Some days you just want to fall in, to wade among your inner peace. You want to retract from the rush of the world, and to go to a place where you find your balance. I dream of the coast, the waltz of adventure on my own, to find a soothing comfort.
There are times when the ground is damp, and the skies glow of early morning blues, and I step outside my Corvallis apartment. I dream of docile coastal towns, the single roads that stem through hearts of cities and branch off to subdued communities. And I breath the salted air, and I hear its whispers. It passes through my nose and accelerates my senses, and then suddenly everything feels alright.
It’s a little sad, the euphoria we may feel, from graceful constructions in our imagination, and of the peaceful and wholesome dreams we seek. It’s like an escape, a disconnect from the strain on our shoulders and the turmoil in our minds. Irresolute may seem our intentions, yet we dwell on such dreams to find strength. We can say we know world peace, and that it’s in our hearts and what makes our personal world so complete.

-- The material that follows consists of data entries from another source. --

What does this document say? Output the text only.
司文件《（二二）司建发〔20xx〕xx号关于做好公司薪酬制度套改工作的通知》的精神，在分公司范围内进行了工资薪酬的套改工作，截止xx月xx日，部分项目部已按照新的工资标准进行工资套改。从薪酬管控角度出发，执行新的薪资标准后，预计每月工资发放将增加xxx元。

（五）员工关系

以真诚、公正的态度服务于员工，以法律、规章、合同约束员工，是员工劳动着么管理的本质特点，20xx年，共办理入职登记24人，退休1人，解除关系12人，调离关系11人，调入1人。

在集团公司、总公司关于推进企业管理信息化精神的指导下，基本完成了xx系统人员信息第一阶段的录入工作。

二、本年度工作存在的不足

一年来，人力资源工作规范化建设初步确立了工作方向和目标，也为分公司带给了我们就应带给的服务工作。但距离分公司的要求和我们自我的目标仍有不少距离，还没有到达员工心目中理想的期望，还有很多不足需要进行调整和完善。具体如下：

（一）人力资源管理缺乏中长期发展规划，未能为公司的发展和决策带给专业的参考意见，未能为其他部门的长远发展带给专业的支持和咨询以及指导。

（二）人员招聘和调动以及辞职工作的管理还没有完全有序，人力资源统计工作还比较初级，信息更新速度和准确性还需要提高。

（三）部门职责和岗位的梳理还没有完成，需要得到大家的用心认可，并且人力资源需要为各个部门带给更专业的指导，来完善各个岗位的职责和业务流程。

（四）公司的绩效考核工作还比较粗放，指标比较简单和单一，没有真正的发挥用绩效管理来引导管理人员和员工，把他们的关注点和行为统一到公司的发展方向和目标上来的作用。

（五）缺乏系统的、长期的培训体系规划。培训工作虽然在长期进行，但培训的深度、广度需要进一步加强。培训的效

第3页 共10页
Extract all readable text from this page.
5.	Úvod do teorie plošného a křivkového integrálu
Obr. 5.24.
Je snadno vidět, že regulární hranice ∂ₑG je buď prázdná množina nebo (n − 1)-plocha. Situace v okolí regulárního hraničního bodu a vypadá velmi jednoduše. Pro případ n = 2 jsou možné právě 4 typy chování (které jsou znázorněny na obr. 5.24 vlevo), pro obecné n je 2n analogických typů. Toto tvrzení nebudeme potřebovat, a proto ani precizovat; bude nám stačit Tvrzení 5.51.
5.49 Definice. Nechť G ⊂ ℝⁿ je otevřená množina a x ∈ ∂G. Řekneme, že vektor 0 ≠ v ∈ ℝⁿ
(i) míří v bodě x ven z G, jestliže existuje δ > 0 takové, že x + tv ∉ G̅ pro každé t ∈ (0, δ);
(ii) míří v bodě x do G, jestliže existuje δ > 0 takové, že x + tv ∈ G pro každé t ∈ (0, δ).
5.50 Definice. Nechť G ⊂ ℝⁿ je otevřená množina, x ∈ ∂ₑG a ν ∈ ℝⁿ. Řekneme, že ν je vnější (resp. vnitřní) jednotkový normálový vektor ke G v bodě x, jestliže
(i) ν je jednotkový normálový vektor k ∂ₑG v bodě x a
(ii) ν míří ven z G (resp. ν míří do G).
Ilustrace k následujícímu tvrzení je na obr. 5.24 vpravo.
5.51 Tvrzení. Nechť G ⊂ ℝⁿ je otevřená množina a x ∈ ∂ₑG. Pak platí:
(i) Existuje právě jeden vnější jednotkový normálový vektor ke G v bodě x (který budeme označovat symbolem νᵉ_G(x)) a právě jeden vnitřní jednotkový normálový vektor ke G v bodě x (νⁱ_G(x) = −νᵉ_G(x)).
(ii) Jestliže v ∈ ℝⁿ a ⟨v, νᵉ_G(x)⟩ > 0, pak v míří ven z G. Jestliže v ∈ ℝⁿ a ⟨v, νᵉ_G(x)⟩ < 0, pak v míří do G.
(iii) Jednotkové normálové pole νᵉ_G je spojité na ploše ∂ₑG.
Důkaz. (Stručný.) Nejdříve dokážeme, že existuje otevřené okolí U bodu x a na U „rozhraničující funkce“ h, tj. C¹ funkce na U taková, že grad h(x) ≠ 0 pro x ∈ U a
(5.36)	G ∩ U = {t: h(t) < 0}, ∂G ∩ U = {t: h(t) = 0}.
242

So I am here, amongst an array of others’ lives. They carry on their admissible conversations, and I look around and I write. I write of the world around us, the cars and people that pass by, the wardrobes people choose, the lifestyles I read and believe people have. Their mindsets, their destinations — so dynamically different than one another, and so curious is my mind. I dwell from lucid dream to lucid dream, waiting for that whisper of ocean wind to become something real.